Chamber of Audit
- Insignia of the Chamber of Audit

Agency overview
- Formed: 1880
- Jurisdiction: Bulgaria
- Headquarters: Ekzarh Yosif 37, Sofia;
- Agency executive: Dimitar Glavchev, Chairman (since 28 July 2023);
- Parent agency: National Assembly
- Website: http://www.bulnao.government.bg/en

= Chamber of Audit (Bulgaria) =

State auditor of Bulgaria

The Chamber of Audit (Bulgaria), also referred to as Bulgarian National Audit Office, is the state auditor of the Government of Bulgaria and directly subordinate of the National Assembly. It carries out external control of the financial resources and activities in the public sector.

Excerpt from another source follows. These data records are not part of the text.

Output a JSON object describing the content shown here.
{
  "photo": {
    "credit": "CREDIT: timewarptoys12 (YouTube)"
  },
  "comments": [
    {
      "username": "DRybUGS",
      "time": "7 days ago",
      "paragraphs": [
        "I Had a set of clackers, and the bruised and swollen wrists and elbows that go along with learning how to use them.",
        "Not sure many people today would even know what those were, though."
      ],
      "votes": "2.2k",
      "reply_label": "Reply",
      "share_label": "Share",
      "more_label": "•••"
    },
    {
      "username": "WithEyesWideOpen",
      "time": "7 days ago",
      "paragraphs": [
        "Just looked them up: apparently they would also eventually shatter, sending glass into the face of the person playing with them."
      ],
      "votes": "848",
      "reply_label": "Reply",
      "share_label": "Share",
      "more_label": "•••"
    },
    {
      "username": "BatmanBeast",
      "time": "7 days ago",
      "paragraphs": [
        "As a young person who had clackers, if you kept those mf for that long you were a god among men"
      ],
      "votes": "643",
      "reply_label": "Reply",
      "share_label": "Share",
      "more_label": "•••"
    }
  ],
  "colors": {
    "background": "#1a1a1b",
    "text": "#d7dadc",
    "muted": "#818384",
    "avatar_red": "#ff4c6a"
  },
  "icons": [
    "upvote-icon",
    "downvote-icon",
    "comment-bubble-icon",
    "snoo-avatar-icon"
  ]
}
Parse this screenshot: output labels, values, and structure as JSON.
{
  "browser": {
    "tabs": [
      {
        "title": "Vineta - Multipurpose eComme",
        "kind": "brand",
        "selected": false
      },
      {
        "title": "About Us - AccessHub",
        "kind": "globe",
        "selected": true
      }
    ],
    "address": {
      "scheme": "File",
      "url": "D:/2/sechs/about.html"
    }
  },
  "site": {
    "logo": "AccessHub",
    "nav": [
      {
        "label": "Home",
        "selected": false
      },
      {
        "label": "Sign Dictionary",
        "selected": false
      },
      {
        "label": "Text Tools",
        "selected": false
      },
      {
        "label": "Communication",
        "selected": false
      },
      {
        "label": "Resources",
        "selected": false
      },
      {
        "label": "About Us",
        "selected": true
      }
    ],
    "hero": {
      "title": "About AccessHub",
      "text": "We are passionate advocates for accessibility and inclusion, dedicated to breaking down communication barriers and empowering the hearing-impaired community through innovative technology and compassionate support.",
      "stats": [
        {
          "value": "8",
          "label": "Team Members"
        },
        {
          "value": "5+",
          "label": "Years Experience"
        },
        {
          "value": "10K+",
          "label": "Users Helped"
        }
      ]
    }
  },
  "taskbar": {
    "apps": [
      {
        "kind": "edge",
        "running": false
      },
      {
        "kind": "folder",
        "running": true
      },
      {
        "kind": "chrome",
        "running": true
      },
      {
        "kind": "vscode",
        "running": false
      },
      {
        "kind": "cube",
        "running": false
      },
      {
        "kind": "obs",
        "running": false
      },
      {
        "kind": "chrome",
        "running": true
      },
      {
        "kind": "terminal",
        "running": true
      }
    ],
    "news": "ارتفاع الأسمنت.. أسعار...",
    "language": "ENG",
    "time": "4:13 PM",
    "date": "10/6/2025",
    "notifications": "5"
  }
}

Dimitar Glavchev was elected as President of the Bulgarian National Audit Office on 28 July 2023, for a 7 year long term. If Glavchev - as expected - will be approved as the next caretaker Prime Minister of Bulgaria in 2024, he will take unpaid leave for the duration of his Prime Minister tenure, and designate a vice president of BNAO to exercise his powers while being on unpaid leave.

== Retrospection ==
The National Audit Office of Bulgaria is one of the most important and respected institutions of the restored Bulgarian statehood after the liberation of Bulgaria. During the 1879 Bulgarian Constituent Assembly election, the future national treasure was among the most discussed topics. After all, as early as the 19th century, Bulgaria managed to build one of the most modern such institutions of its time with a court and prosecutor's office regarding the control and disputes over public finances. This system survived throughout the first half of the twentieth century and was abolished by virtue of the so-called Dimitrov Constitution. During this historical period, Bulgaria was one of the most prosperous economic countries, and its currency was among the most valued.

From the Second World War to the so-called Revolutions of 1989, Bulgaria, following the example of the other countries of the Soviet bloc, did not have an independent supreme audit institution.

== Dispute over the model of the restored Bulgarian National Audit Office ==
The Constitution of Bulgaria restores the National Audit Office, but its specific model is a matter of fierce and speculative debates as a result of which the law on it until 1996 and the de facto institution was not restored until 1996, despite the requirements of the Constitution. As a result, a political crisis broke out in Bulgaria (1996 – 1997). In Bulgaria, unprecedented for a relatively developed and cultural country with traditions, a currency board was introduced which will remain for the next 20 years, and the population of Bulgaria will shrink for 35 years from 1985 to 2020 by 2 million or from 9 million to 7 million.